Alpheus menerimanya. "Terima kasih karena sudah datang."
"Aku menduga bahwa aku meninggalkan kesan. Jika tidak, kau takkan memanggilku kemari."
Pangeran itu merasakan dirinya memerah, mengalihkan pandangannya. Tentu saja Marcellus meninggalkan kesan, walaupun itu seharusnya tak sedalam yang dia miliki sekarang. Dia terbiasa pada orang-orang yang menundukkan kepala padanya, dan pendeta kecil itu justru memperlakukannya seperti teman.
Dia mengikutinya ke sofa dekat jendela. Ketika Alpheus berbaring di atas sofa, Marcellus mempersilahkan dirinya sendiri duduk di lantai, menyandarkan kepala di dudukan sofa tersebut. Pangeran itu membiarkannya.
"Aku hanya tak ingin sendirian," dia mengakui. "Kau bersedia menemaniku disini 'kan? Aku akan membutuhkan teman belajar dan berdoa, ketika aku pergi ke kuil, kau bisa memberkatiku."
"Aku–" dia terhenti. "Aku belum cukup umur untuk memberkati siapapun."
Alpheus berkedip, tak pernah terbesit di benaknya bahwa pendeta yang masih muda tak diperbolehkan untuk memberkati.

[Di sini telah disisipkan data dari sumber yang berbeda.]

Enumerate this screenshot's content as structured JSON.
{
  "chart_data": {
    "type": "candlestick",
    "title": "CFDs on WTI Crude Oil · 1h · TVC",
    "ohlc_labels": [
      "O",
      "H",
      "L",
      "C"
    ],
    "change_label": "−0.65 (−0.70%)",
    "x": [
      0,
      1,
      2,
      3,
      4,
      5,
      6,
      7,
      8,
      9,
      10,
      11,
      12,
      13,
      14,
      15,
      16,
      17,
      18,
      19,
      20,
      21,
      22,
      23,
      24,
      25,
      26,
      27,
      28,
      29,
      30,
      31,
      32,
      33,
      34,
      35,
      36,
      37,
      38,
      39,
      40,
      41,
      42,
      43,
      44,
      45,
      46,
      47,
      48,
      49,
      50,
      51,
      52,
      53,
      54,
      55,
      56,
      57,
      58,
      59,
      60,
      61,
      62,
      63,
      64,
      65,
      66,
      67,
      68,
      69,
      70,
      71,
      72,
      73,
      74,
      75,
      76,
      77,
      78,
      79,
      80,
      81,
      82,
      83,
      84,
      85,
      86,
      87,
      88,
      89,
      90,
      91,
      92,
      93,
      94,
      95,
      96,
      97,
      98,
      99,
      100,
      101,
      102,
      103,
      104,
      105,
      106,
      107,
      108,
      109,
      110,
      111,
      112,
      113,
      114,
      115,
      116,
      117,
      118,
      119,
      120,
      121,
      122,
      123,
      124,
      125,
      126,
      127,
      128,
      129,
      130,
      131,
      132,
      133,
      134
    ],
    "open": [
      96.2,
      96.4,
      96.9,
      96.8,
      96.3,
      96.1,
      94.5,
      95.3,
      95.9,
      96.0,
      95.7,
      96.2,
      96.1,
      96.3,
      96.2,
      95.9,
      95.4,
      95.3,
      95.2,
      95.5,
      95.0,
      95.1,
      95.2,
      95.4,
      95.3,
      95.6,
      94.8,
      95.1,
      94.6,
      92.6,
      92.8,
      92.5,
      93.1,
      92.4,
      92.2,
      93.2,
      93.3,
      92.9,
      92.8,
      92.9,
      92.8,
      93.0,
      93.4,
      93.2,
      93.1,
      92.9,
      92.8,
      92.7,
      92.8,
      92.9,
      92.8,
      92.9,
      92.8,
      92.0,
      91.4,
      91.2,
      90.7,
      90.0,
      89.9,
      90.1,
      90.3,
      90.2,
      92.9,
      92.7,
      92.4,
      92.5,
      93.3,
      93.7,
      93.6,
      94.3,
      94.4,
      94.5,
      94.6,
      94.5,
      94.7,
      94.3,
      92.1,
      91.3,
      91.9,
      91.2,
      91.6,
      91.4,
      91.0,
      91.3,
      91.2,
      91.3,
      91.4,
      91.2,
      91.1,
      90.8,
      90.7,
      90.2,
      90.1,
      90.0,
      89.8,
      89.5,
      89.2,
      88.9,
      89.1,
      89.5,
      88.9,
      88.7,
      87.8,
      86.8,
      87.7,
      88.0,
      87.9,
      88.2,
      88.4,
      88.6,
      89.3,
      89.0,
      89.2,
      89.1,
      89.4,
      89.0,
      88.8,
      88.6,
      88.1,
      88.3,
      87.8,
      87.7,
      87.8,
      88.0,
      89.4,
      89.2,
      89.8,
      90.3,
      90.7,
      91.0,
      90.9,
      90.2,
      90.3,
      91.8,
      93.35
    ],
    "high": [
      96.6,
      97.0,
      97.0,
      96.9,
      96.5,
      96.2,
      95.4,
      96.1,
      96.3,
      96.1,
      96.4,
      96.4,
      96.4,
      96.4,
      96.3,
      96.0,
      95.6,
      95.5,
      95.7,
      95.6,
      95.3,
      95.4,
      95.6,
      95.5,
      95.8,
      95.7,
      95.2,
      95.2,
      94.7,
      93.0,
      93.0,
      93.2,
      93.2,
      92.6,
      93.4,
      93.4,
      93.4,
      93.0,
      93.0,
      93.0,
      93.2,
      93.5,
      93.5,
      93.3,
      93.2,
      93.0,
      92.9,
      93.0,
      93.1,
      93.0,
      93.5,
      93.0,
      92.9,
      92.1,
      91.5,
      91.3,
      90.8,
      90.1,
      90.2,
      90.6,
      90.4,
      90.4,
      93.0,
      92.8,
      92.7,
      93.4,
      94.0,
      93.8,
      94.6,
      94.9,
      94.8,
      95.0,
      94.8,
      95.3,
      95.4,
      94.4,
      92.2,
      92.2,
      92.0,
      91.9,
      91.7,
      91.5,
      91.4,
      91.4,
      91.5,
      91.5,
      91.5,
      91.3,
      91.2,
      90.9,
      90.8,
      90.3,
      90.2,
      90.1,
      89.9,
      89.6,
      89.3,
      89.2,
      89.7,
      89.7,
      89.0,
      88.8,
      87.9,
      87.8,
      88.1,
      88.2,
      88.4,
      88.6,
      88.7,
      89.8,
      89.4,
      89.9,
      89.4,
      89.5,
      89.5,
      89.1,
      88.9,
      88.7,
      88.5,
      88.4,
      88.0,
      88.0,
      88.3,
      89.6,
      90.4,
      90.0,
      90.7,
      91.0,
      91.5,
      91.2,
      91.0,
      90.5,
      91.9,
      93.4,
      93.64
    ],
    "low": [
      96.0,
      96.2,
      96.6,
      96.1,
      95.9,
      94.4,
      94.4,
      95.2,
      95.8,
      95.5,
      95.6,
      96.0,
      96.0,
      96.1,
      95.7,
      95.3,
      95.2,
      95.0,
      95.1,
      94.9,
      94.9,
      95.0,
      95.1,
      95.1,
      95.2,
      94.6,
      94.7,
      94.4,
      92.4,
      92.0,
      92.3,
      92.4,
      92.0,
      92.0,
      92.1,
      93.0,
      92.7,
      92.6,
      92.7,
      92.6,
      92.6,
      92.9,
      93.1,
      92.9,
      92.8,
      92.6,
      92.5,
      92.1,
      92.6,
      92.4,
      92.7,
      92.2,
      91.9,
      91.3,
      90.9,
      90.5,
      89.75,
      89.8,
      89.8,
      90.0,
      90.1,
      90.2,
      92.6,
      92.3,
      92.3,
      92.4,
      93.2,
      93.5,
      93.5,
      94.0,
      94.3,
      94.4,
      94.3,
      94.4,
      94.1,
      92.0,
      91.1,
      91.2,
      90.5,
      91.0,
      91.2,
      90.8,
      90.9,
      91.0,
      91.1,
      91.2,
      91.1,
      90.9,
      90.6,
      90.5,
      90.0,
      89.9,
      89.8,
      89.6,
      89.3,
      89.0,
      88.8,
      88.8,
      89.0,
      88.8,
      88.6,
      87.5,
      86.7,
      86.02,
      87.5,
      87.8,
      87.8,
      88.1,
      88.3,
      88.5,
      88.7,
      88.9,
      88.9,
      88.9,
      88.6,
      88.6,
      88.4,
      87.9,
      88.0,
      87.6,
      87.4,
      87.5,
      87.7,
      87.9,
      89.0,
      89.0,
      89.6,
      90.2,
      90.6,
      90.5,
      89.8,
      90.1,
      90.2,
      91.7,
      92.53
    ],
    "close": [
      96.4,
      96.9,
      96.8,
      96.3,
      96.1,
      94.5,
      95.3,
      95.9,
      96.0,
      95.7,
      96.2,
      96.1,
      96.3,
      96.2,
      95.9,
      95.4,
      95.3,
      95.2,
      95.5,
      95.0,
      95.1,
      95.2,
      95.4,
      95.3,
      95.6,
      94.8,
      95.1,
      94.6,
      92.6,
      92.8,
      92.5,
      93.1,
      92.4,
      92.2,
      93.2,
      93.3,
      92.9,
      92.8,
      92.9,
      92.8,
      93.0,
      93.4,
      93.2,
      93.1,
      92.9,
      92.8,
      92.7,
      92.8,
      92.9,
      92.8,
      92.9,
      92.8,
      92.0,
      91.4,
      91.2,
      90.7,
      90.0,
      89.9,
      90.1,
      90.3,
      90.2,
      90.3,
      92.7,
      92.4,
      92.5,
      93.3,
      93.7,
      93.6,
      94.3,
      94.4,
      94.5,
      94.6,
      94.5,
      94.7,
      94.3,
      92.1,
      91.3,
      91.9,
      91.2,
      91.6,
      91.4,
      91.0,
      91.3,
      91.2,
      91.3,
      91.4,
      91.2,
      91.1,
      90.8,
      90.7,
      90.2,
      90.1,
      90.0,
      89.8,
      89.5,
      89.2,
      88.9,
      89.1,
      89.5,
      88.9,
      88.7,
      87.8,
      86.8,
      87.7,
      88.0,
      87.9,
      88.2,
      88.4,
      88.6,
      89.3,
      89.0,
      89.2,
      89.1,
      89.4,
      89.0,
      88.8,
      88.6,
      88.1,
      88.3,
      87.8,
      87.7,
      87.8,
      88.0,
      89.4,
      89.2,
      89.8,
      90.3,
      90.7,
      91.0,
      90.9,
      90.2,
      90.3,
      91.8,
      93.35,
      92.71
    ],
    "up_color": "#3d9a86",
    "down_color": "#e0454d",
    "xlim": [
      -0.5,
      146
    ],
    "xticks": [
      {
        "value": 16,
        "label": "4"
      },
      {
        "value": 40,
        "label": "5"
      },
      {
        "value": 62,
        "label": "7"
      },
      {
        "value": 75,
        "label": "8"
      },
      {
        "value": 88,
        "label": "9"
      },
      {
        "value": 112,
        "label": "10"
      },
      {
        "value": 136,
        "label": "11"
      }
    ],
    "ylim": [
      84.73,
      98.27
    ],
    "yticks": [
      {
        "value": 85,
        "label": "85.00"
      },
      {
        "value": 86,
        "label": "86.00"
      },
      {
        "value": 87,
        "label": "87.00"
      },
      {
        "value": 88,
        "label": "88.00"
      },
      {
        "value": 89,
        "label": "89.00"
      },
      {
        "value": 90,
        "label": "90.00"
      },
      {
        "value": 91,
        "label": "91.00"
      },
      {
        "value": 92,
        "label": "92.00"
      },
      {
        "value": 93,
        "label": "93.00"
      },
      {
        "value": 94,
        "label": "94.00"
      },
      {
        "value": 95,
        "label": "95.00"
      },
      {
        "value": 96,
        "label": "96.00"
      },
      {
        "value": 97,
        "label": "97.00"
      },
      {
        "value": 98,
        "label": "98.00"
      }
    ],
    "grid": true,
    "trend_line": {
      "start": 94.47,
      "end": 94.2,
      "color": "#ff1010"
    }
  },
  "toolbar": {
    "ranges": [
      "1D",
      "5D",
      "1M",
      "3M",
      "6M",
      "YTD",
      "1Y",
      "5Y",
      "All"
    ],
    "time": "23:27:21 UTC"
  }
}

Mungkin itu adalah alasan kenapa yang lainnya selalu berada di usia tujuh belas tahun ke atas.
"Aku hanya membantu membersihkan barang disana," dia menjelaskan. "Menyiram bunga, menggosok berhala, membersihkan perpustakaan."
"Lalu di umur berapa kau bisa memberkati seseorang?"
"Enam belas tahun nanti," jawabnya. "Lima tahun lagi."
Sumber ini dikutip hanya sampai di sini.